There are so many financial products available to people who need to borrow money, it can be difficult to decide what one would be best for you.
You will, obviously, first look at the interest that will be paid and try to get the cheapest that is available to you. Doorstep loans will typically have an APR from 200% to 400% so whilst they may not be the cheapest option available there certainly are other advantages.
When you decide to take out a loan, you will (hopefully) be in a position to pay it back; you will work out your finances and work out the repayments. But what happens if those circumstances change part way through the loan agreement? If you suddenly find that your income has been reduced and you can no longer afford to make repayments what will happen? With a Doorstep Loan there are no additional charges that are added if you miss repayments.
Mr Smith has a loan of £400 with £180 interest and pays back £20 a week, the loan is over 29 weeks. Mr Smith has made 15 weeks payments bringing his balance down to £280. He then finds out that his hours at work have been cut and his income reduced meaning he can no longer afford £20 a week. He speaks to the Doorstep Loan company and agrees to pay £10 a week instead. This will take 28 weeks to pay the loan off meaning Mr Smith will go over the repayment period by 14 weeks, however it will cost him nothing extra, he will still have paid the £180 interest. It will affect Mr Smith’s credit rating with that particular company but will cost him no additional money.
As we can see from the example above, one of the main advantages of a Doorstep Loan is the peace of mind that you will never pay any additional interest if your circumstances change.
Another advantage of a Doorstep Loan is the personal touch that you get. You will have a dedicated agent that will call to collect your repayments on a regular basis.
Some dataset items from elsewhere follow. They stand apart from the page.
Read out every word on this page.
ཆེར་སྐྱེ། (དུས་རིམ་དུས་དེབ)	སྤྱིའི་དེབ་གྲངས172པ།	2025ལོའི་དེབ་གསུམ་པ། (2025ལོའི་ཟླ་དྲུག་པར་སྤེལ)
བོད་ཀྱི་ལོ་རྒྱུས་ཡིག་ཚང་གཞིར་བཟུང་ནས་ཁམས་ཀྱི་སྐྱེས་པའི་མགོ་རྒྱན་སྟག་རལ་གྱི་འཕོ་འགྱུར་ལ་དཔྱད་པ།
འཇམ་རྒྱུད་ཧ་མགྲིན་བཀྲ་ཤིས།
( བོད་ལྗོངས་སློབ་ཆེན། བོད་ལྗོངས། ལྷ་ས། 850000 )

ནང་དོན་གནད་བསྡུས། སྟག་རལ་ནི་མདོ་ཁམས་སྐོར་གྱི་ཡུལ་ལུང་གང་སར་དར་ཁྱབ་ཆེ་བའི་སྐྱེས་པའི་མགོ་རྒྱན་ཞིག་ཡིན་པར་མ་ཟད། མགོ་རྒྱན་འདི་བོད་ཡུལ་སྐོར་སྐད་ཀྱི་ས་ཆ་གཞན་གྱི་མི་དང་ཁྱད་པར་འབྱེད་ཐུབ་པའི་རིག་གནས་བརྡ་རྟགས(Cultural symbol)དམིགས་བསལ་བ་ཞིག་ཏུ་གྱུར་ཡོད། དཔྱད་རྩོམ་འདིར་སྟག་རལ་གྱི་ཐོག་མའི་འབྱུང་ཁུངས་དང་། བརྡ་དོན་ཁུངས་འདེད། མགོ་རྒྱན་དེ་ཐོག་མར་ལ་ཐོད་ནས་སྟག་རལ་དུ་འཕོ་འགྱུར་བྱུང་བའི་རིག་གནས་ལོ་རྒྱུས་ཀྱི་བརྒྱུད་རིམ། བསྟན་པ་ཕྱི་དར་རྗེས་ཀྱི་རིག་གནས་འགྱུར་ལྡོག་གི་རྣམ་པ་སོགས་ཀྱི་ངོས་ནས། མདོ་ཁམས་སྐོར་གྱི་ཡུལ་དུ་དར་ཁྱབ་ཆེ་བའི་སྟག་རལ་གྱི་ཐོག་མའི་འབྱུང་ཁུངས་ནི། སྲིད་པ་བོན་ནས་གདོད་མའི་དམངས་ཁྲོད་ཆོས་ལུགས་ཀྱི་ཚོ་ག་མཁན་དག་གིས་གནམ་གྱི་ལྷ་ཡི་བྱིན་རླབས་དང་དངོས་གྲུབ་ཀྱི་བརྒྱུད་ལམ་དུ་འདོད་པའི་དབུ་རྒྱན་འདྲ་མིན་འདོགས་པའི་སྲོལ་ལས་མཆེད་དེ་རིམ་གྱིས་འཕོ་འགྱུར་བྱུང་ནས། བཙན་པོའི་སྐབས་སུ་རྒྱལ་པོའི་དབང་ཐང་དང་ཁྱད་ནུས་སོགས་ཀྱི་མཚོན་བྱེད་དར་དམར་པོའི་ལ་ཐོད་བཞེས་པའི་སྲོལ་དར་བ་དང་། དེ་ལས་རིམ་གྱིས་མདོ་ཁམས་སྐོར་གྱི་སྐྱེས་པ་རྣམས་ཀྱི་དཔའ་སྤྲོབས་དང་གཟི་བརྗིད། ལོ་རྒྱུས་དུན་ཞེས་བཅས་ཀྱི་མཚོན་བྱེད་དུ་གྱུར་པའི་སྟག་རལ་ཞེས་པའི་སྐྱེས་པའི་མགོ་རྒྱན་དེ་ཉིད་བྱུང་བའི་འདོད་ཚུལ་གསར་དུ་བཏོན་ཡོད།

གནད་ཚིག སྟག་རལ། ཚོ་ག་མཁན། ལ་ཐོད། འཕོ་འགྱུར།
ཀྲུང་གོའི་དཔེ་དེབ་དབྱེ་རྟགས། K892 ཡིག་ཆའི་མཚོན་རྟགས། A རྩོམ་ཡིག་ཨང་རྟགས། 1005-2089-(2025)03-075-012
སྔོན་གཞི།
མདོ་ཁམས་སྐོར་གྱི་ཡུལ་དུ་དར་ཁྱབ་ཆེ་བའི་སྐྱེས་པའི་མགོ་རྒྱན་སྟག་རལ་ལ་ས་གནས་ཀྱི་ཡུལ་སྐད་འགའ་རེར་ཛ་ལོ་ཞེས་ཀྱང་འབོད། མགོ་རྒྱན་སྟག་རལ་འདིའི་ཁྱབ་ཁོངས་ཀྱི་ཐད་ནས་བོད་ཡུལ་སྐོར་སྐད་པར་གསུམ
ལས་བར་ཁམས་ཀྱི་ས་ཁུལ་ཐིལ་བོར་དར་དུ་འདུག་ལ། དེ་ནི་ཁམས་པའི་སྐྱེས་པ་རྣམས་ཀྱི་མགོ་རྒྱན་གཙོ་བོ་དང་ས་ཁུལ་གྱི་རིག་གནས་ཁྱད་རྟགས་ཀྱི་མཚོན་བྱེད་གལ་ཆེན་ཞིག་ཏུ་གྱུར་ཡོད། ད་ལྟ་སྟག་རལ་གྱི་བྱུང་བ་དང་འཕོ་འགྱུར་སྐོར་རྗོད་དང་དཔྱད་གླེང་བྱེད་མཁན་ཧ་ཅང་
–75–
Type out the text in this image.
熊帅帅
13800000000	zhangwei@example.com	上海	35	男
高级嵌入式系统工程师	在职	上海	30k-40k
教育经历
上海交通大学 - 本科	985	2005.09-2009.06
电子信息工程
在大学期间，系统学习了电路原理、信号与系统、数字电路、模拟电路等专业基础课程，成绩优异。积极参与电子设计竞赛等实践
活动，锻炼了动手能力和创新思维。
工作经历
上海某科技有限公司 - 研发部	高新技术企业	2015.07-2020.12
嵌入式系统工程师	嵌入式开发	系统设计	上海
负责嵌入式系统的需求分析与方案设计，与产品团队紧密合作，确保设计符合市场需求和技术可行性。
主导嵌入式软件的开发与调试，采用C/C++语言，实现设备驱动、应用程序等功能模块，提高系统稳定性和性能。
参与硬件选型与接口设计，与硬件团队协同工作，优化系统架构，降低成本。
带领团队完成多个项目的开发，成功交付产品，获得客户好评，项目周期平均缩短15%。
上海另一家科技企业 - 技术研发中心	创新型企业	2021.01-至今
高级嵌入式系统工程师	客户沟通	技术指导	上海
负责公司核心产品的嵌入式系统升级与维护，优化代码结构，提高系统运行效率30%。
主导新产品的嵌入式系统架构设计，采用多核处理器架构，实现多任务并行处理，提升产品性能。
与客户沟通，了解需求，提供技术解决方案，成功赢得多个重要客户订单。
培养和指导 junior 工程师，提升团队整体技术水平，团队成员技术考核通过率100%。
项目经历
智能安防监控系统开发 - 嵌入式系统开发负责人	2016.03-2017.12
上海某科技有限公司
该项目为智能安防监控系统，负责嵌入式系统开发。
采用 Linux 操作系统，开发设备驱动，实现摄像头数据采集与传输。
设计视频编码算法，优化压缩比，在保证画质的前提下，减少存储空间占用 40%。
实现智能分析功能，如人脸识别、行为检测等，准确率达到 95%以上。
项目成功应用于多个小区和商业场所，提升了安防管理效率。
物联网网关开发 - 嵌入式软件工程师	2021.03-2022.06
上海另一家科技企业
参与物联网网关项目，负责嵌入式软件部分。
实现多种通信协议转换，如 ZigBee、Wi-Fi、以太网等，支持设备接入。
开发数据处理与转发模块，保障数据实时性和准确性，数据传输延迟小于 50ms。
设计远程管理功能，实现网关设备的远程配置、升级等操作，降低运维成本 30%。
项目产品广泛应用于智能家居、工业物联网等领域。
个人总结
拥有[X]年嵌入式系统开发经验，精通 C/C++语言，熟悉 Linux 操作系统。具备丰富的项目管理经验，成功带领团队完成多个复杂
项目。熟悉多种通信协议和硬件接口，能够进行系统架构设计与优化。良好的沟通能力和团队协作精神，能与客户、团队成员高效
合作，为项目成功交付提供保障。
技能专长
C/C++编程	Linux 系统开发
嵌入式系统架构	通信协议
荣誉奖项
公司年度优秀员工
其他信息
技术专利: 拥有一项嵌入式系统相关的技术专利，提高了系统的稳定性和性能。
If you have anything you wish to discuss, you can speak to them, rather than having to hone a call centre and speak to a faceless voice on the phone.
Many Doorstep Loan companies will deal with people who have a poor credit rating. If you do not have a credit rating that will allow you to get a loan from the mainstream lenders such as banks or credit cards then a Doorstep Loan may well be the way forward. Many Doorstep Loan companies will still perform a credit check and may well not accept you if you have County Court Judgements but they are far more likely to accept people with poor credit than the mainstream lenders.
Doorstep Loans are a fantastic way to keep control if you have to take out a personal loan. You know you will never pay any extra additional charges, even if there are unexpected changes in your life!